La plus lourde des solidarités peut-elle être de Droite ?

Une des manières de voir l’écologie, à laquelle je tiens beaucoup, est la suivante : elle est la plus lourde, la plus urgente et pourtant aussi la plus distante (abstraite en un sens, complexe à mettre en oeuvre) des solidarités. La plus « difficile » à envisager, celle qui fait le plus appel à l’intellect face à l’affect.

Tout le monde ou presque est en effet solidaire de sa famille, ses proches. Il est un peu moins de monde pour compatir au sort des malades ou handicapés, notamment quand on ne s’imagine pas à leur place ou qu’on estime parmi ces personnes que certaines sont responsables de leur destin (certains malades du SIDA ou accidentés de la route subissent ce regard). Cette dernière explication sert de prétexte général à une moitié de nos concitoyens pour considérer que les plus pauvres, même « de chez nous », méritent plutôt leur sort et qu’il n’est pas utile d’en faire davantage pour eux.

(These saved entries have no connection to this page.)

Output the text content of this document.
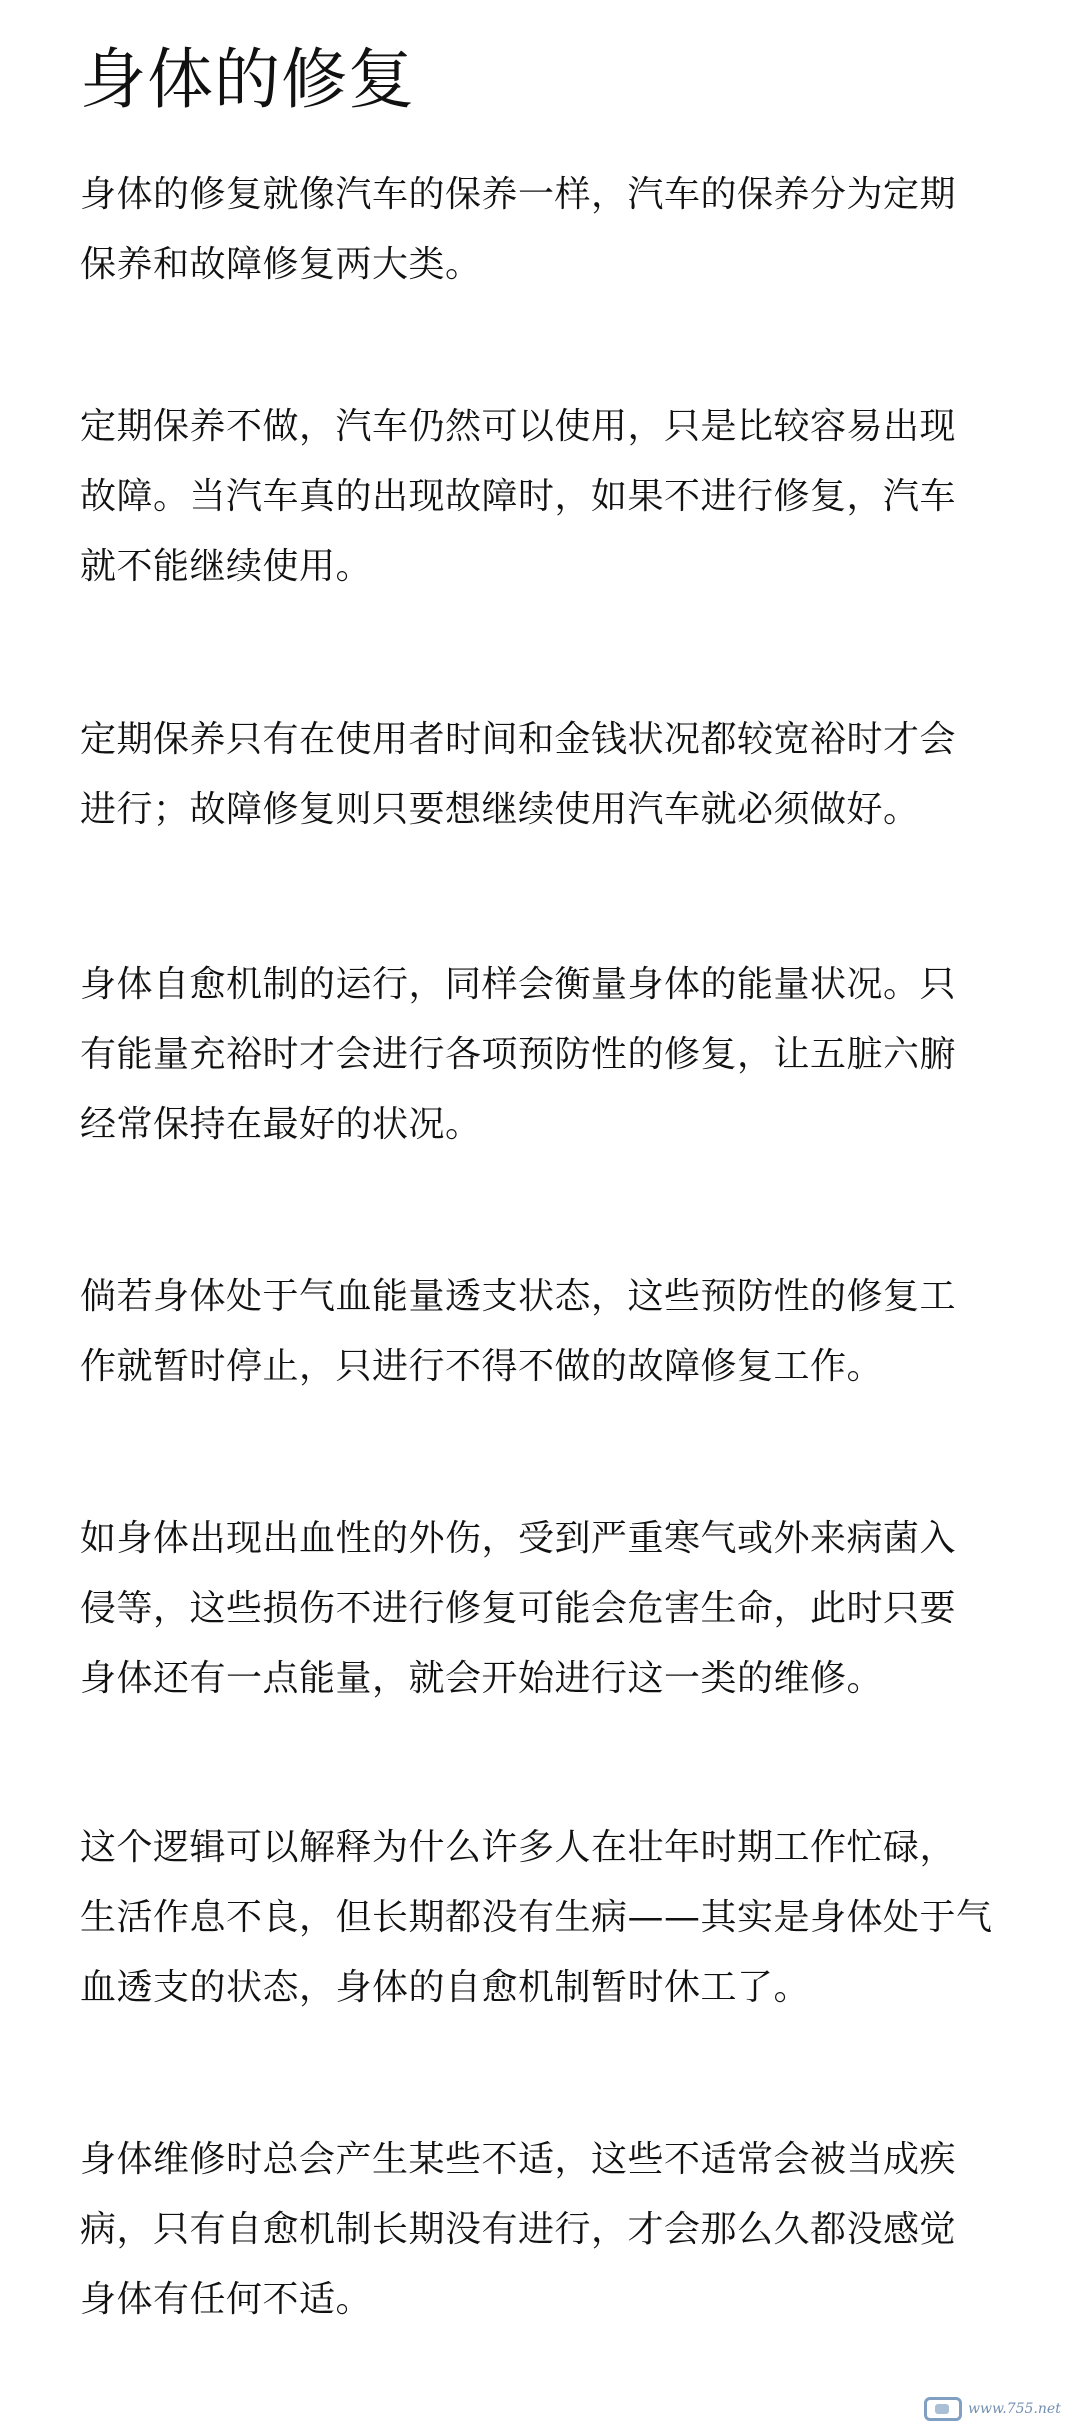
身体的修复

身体的修复就像汽车的保养一样，汽车的保养分为定期
保养和故障修复两大类。

定期保养不做，汽车仍然可以使用，只是比较容易出现
故障。当汽车真的出现故障时，如果不进行修复，汽车
就不能继续使用。

定期保养只有在使用者时间和金钱状况都较宽裕时才会
进行；故障修复则只要想继续使用汽车就必须做好。

身体自愈机制的运行，同样会衡量身体的能量状况。只
有能量充裕时才会进行各项预防性的修复，让五脏六腑
经常保持在最好的状况。

倘若身体处于气血能量透支状态，这些预防性的修复工
作就暂时停止，只进行不得不做的故障修复工作。

如身体出现出血性的外伤，受到严重寒气或外来病菌入
侵等，这些损伤不进行修复可能会危害生命，此时只要
身体还有一点能量，就会开始进行这一类的维修。

这个逻辑可以解释为什么许多人在壮年时期工作忙碌，
生活作息不良，但长期都没有生病——其实是身体处于气
血透支的状态，身体的自愈机制暂时休工了。

身体维修时总会产生某些不适，这些不适常会被当成疾
病，只有自愈机制长期没有进行，才会那么久都没感觉
身体有任何不适。

www.755.net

Alors combien de nous, combien de gens parmi ceux qui considèrent encore qu’ils sont « de droite », sont-ils prêts à dépenser pour rendre possible et sereine la vie de gens qui n’existent pas encore et dont une partie sera issue de famille situées à des milliers de kilomètres, dans les marges sahéliennes ou les deltas voués à l’inondation permanente ?

L’écologie de droite : discours plein, demi-mesures

Beaucoup d’éléments rendent donc compte d’une compatibilité limitée entre les valeurs économiques et sociales de la droite d’une part, et les conditions de la réussite d’une action écologique déterminée. Ces faiblesses intrinsèques se repèrent déjà au plan local. Les élus de droite ne sont pas tous inactifs, loin de là, mais une analyse fine démontrerait que leurs actions sont partielles, plus tardives, moins globales et bénéficient moins à l’ensemble de la population : incitation des particuliers mais absence d’investissements de la collectivité elle-même, absence d’acquisitions foncières publiques pour accélérer le renouvellement urbain « durable », transports collectifs modernisés mais évitant les quartiers les plus sensibles… L’écologie de droite répond mais n’anticipe pas, stimule mais ne réalise pas, reproduit mais n’innove pas ; elle n’est pas non plus égalitaire.

Le verbe est haut, mais l’action généralement incomplète : c’est en cela que « l’écologie populaire », désignant les plus volontaristes comme extrémistes, et jouant sur la demande sans faire ni exiger d’effort particulier de plus pollueurs, est une « écologie populiste ».